Update: February 15th, 2012 – The European Parliament as a whole formally adopted the Radio Spectrum Policy Programme

Paris, November 9th, 2011 — In discussions on the future of wireless communications policies, the EU Parliament is giving in to Member States by accepting a watered-down version1 of the Radio Spectrum Policy Programme. Last Spring, the Parliament had made very constructive proposals in favour of open spectrum policies, calling2 for citizen-controlled wireless communications. Sadly, the first major effort to harmonise spectrum policy in Europe is being held back by EU governments' conservatism and the Parliament's surrender.

On Thursday3, the EU Parliament's Industry committee (ITRE) is expected to finalise debates on the first European Radio Spectrum Policy Programme4, by accepting national governments' bad amendments5 to the text. Member States are refusing any binding EU-wide policy to free up radio waves and encourage citizen uses of the spectrum.6 By doing so, they are holding back real competition, intense innovation, and enhanced wireless access to the Internet. The obvious beneficiaries of such government control over this crucial public resource are dominant telecom operators, who will be able to consolidate their control on airwaves.

The Parliament entered negotiations with a strong call in favour of opening up spectrum to innovators and entrepreneurs.
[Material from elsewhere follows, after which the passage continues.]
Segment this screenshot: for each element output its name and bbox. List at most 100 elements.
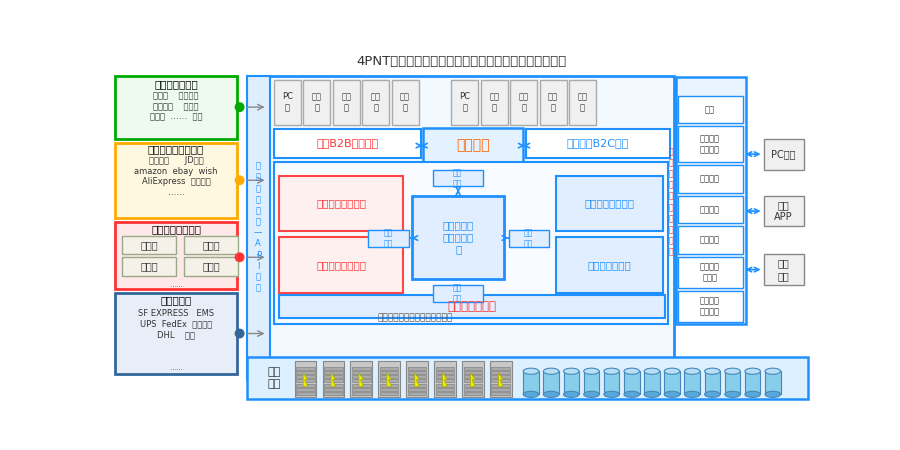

In the Spring, MEPs had adopted7 important amendments calling the Commission and Member States to authorise the creation of “super Wi-Fi” networks by giving unlicensed access to spectrum8, in particular in so-called “white spaces” (bands of frequencies left unused by broadcasters9). This would have allowed for more affordable and open wireless Internet access, which is currently undermined by the harmful restrictions imposed by telecom operators10.

“As the European Council proposed a bad compromise, the Parliament didn't fight and gave in11, renouncing to defend citizens' interest. Just as the United States moves closer to establishing a comprehensive framework for open wireless communications12, the EU will be lagging behind because of the Parliament's lack of political courage and our governments' conservatism. The EU is missing an opportunity to foster the development of a decentralised wireless Internet, boost innovation and help bridge the digital divide, and instead plays into the hands of dominant telecom operators who attempt to control wireless communications.”, said Félix Tréguer, policy and legal analyst for La Quadrature du Net.